E atribuía o crime ao ciúme de qualquer amante despeitado.
Fernando
Gouveia, adianta que o PC, considerando-a incorrigível,
decidira puni-la, mandando desmanchar a casa e regressar à vida legal ou para
Alhandra, onde residira com o marido, antes de ambos passarem à clandestinidade
ou para Vila Franca de Xira, donde era natural.
Ninguém
sabe o que se terá passado depois, porque foram utilizadas duas armas, a
intenção de a desfigurar tão gravosamente, bem como o destino do Luís Moreira
do Vale.

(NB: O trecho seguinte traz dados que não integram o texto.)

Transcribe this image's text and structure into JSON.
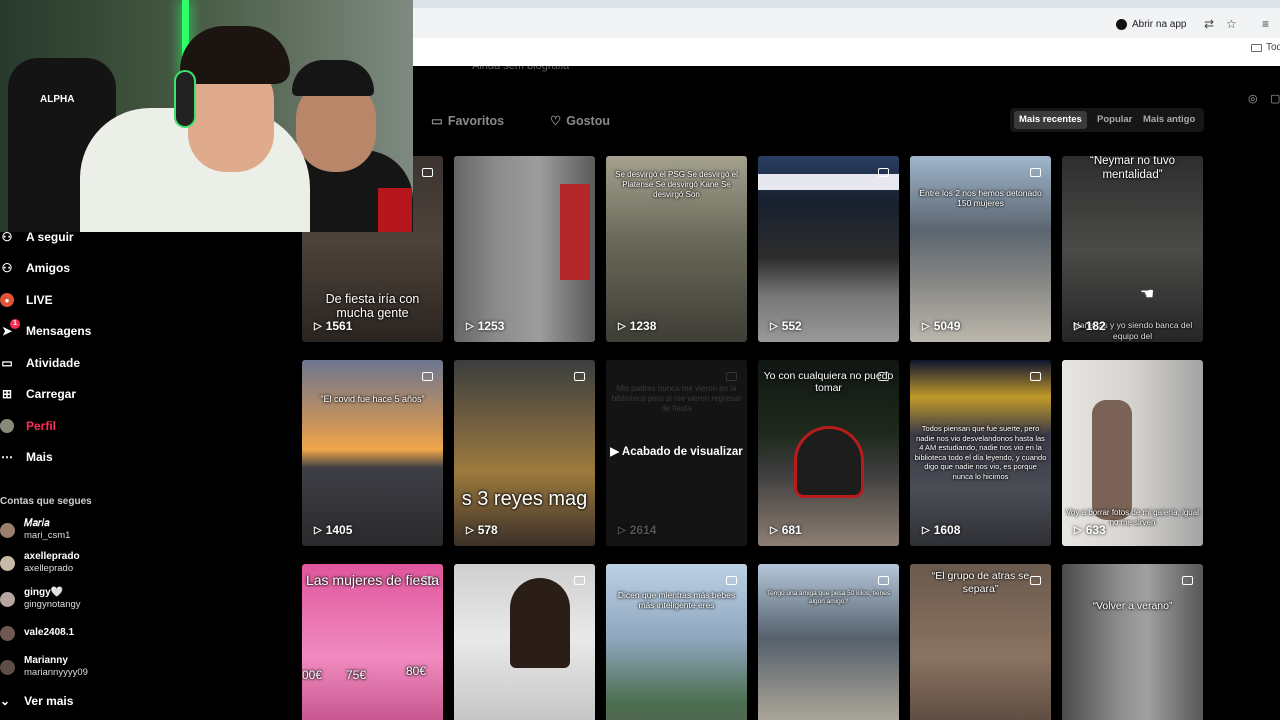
{
  "browser": {
    "open_app_label": "Abrir na app",
    "bookmark_label": "Todo"
  },
  "profile": {
    "hint_text": "Ainda sem biografia"
  },
  "sidebar": {
    "items": [
      {
        "label": "A seguir",
        "icon": "people-icon"
      },
      {
        "label": "Amigos",
        "icon": "friends-icon"
      },
      {
        "label": "LIVE",
        "icon": "live-icon"
      },
      {
        "label": "Mensagens",
        "icon": "messages-icon",
        "badge": "1"
      },
      {
        "label": "Atividade",
        "icon": "activity-icon"
      },
      {
        "label": "Carregar",
        "icon": "upload-icon"
      },
      {
        "label": "Perfil",
        "icon": "profile-icon",
        "active": true
      },
      {
        "label": "Mais",
        "icon": "more-icon"
      }
    ],
    "following_header": "Contas que segues",
    "accounts": [
      {
        "name": "𝑀𝑎𝑟𝑖𝑎",
        "handle": "mari_csm1"
      },
      {
        "name": "axelleprado",
        "handle": "axelleprado"
      },
      {
        "name": "gingy🤍",
        "handle": "gingynotangy"
      },
      {
        "name": "",
        "handle": "vale2408.1"
      },
      {
        "name": "Marianny",
        "handle": "mariannyyyy09"
      }
    ],
    "see_more": "Ver mais"
  },
  "tabs": [
    {
      "label": "Favoritos",
      "icon": "bookmark-icon"
    },
    {
      "label": "Gostou",
      "icon": "heart-icon"
    }
  ],
  "sort": [
    "Mais recentes",
    "Popular",
    "Mais antigo"
  ],
  "sort_selected": "Mais recentes",
  "videos": [
    {
      "caption": "De fiesta iría con mucha gente",
      "views": "1561"
    },
    {
      "caption": "",
      "views": "1253"
    },
    {
      "caption": "Se desvirgó el PSG Se desvirgó el Platense Se desvirgó Kane Se desvirgó Son",
      "views": "1238"
    },
    {
      "caption": "",
      "views": "552"
    },
    {
      "caption": "Entre los 2 nos hemos detonado 150 mujeres",
      "views": "5049"
    },
    {
      "caption": "“Neymar no tuvo mentalidad”",
      "views": "182",
      "bottom": "Mañanas y yo siendo banca del equipo del"
    },
    {
      "caption": "“El covid fue hace 5 años”",
      "views": "1405"
    },
    {
      "caption": "s 3 reyes mag",
      "views": "578"
    },
    {
      "caption": "Mis padres nunca me vieron en la biblioteca pero si me vieron regresar de fiesta",
      "views": "2614",
      "watched": "Acabado de visualizar"
    },
    {
      "caption": "Yo con cualquiera no puedo tomar",
      "views": "681"
    },
    {
      "caption": "Todos piensan que fue suerte, pero nadie nos vio desvelandonos hasta las 4 AM estudiando, nadie nos vio en la biblioteca todo el día leyendo, y cuando digo que nadie nos vio, es porque nunca lo hicimos",
      "views": "1608"
    },
    {
      "caption": "Voy a borrar fotos de mi galería, igual no me sirven",
      "views": "633"
    },
    {
      "caption": "Las mujeres de fiesta",
      "views": "",
      "prices": [
        "00€",
        "75€",
        "80€"
      ]
    },
    {
      "caption": "",
      "views": ""
    },
    {
      "caption": "Dicen que mientras más bebes más inteligente eres",
      "views": ""
    },
    {
      "caption": "Tengo una amiga que pesa 50 kilos, tienes algún amigo?",
      "views": ""
    },
    {
      "caption": "“El grupo de atras se separa”",
      "views": ""
    },
    {
      "caption": "“Volver a verano”",
      "views": ""
    }
  ],
  "colors": {
    "accent": "#fe2c55",
    "background": "#000000"
  }
}
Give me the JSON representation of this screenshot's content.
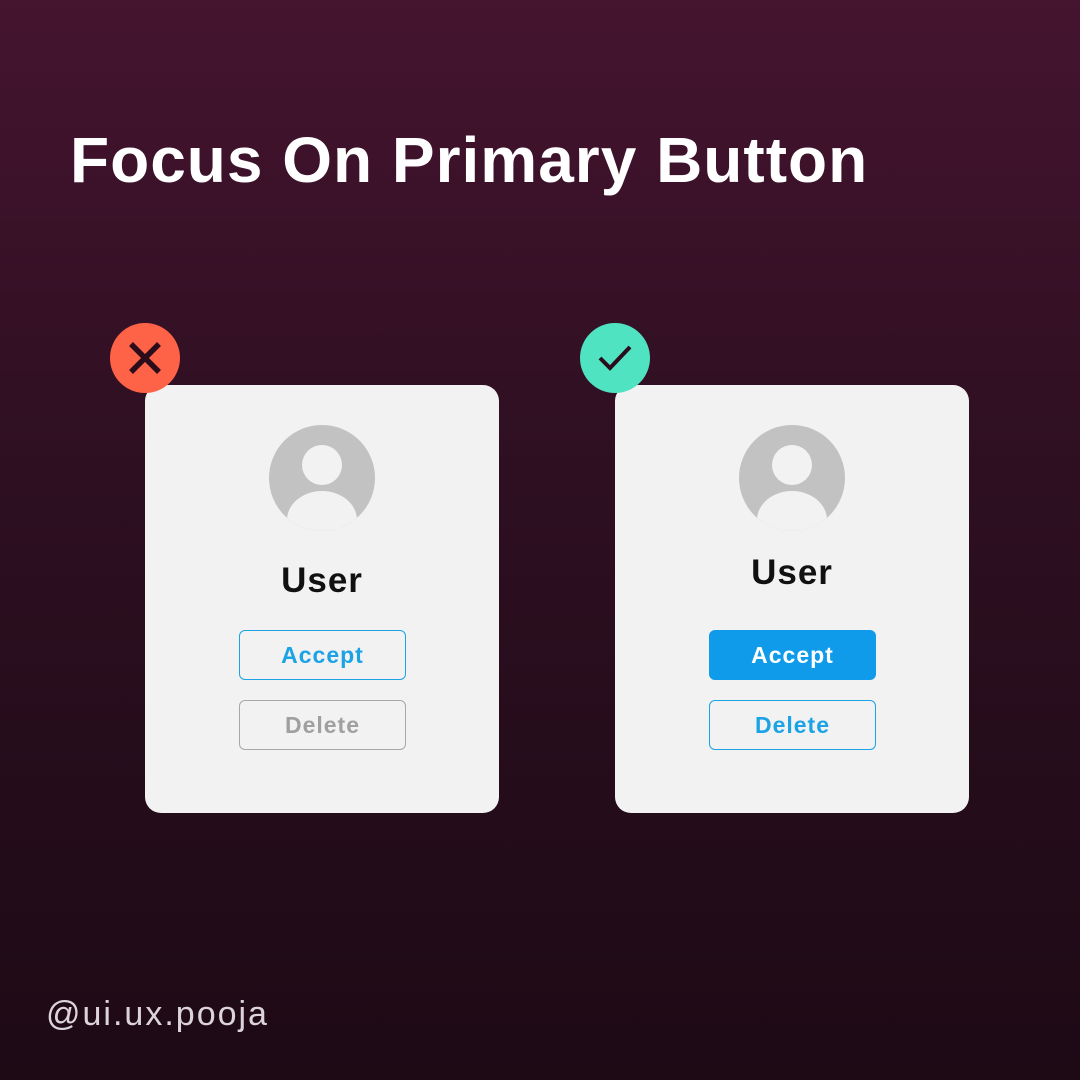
{
  "title": "Focus On Primary Button",
  "colors": {
    "bad_badge": "#ff6347",
    "good_badge": "#4fe3c1",
    "primary_blue": "#0f9bea",
    "card_bg": "#f2f2f2",
    "avatar_gray": "#c2c2c2",
    "muted_gray": "#a0a0a0"
  },
  "examples": [
    {
      "verdict": "bad",
      "badge_icon": "close-icon",
      "user_label": "User",
      "accept_label": "Accept",
      "delete_label": "Delete"
    },
    {
      "verdict": "good",
      "badge_icon": "check-icon",
      "user_label": "User",
      "accept_label": "Accept",
      "delete_label": "Delete"
    }
  ],
  "handle": "@ui.ux.pooja"
}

Como apareceu então o Luís Moreira do Vale numa vala que corre, sem
resguardo, ao longo de muitos metros da estrada Alcobaça-Valado de Frades,
perto da C.O.F.T.A.?
Para
Gouveia, a mulher terá sido morta por ação de duas pessoas, ambas do PC, uma
das quais o marido, o qual veio a ser depois silenciado pelo cúmplice, para
prevenir uma eventual denúncia.
A
credibilidade de Fernando Gouveia suscita dúvidas.
Nunca
refere (obviamente?), o que se sabia no
seio da oposição e passou a ser público, depois do 25 de Abril, desde logo,
graças à ação da Comissão Nacional de
Socorro aos Presos Políticos, que elaborou um relatório para a Comissão de Extinção da PIDE/DGS.
O
ex-PIDE, destaca pelo contrário, o mérito
das práticas coercivas utilizadas cientificamente
nos interrogatórios de manhã, de tarde ou noite, sem evidenciar que o grande objetivo era aniquilar a vontade de
resistência do detido, destruir a sua personalidade, utilizando, se necessário,
a humilhação para o levar a falar. E destaca ainda, as condecorações e
louvores a si e colegas, bem como os métodos de investigação.